Should we add the possibility of "pausing" the core contracts?

[pabloruiz55]

Given that we are going to release the contracts on Mainnet only to have them decommissioned in a few weeks/months, I think we should add the possibility of pausing them so they can't be used anymore when we deploy v2 contracts. This will prevent people inadvertently interacting with older contracts.

We could do this or add the possibility of a selfdestruct.

[satyamakgec]

I prefer to go with pause feature and it is much better than self-destruct feature. We can read the data later if we want. @adamdossa @Everhusk views?

[adamdossa]

We could have a decommission / pause function - ideally we would use a layer of indirection over the top of our contracts to allow us to upgrade seamlessly, but this would be a big enhancement (similar to the way Aragon allow upgrades) so probably a future enhancement rather than something for now.

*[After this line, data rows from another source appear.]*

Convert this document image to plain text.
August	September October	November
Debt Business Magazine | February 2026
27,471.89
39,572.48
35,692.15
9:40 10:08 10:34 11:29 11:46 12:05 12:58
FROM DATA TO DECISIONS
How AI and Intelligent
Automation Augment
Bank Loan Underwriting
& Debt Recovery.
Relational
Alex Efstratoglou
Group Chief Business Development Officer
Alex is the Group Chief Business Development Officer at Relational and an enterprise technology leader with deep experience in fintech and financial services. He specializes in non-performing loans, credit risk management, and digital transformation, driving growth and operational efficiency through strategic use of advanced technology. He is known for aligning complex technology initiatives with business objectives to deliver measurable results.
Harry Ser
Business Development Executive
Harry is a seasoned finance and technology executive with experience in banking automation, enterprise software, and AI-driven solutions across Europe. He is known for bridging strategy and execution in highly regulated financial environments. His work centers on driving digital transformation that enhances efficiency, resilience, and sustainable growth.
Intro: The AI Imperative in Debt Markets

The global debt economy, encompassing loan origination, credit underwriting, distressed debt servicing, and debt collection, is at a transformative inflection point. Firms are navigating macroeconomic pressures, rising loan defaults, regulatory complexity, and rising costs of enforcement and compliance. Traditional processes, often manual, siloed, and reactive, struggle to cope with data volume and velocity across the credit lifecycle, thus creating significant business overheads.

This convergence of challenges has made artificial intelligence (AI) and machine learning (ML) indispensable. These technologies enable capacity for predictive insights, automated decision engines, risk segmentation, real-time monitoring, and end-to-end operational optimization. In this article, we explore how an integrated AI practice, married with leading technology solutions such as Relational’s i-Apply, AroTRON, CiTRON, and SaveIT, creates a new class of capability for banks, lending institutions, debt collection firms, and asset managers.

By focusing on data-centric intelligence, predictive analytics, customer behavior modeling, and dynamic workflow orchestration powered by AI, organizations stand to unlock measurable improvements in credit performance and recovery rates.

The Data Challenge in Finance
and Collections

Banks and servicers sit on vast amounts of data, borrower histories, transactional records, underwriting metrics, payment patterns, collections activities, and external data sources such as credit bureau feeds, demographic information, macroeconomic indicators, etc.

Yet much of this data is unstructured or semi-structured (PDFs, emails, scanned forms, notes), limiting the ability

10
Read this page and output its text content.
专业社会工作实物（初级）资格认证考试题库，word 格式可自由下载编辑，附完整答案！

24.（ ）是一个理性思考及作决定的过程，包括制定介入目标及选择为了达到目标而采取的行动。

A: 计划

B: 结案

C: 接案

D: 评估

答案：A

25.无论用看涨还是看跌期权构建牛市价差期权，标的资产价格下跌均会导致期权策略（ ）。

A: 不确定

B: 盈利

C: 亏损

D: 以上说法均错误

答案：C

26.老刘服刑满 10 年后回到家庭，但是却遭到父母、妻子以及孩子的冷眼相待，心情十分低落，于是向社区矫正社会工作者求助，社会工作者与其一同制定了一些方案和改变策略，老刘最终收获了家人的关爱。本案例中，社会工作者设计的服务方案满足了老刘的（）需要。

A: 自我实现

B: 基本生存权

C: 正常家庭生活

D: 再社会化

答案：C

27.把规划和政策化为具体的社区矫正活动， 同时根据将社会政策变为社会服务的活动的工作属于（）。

Self-destruct is cleaner IMO, but dangerous if the contracts hold ETH or tokens (or permissions linked to ETH or tokens).

[everhusk]

Yeah I think we should leave this at the Polymath.js/Front end layer, no need to bake it into the contracts and risk adding a potential attack vector.

[pabloruiz55]

Leaving it at the Polymath.js/front end layer would not be enough. Someone could still use the old contracts to create their ST/STO either inadvertently or on purpose. Given that we are going to release something on mainnet that will have minimal testing and 0 usage on a testnet, I'd insist on adding a failsafe.

[adamdossa]

Having a break-glass freeze (pause) function seems sensible to stop people generating additional STs in case of a major bug being found post-mainnet deployment. The function can be simple and controlled by a PolyMath multi-sig, so limited potential for misuse. It would not need to impact any existing STs / STOs, just prevent the generation of new ones.

[everhusk]

Yes but then this leaves the control of the network up to Polymath, it should be up to the community to decide. In the case that nothing needs to change, there will always be an attack vector to shut the thing down forcing a required fork on the network.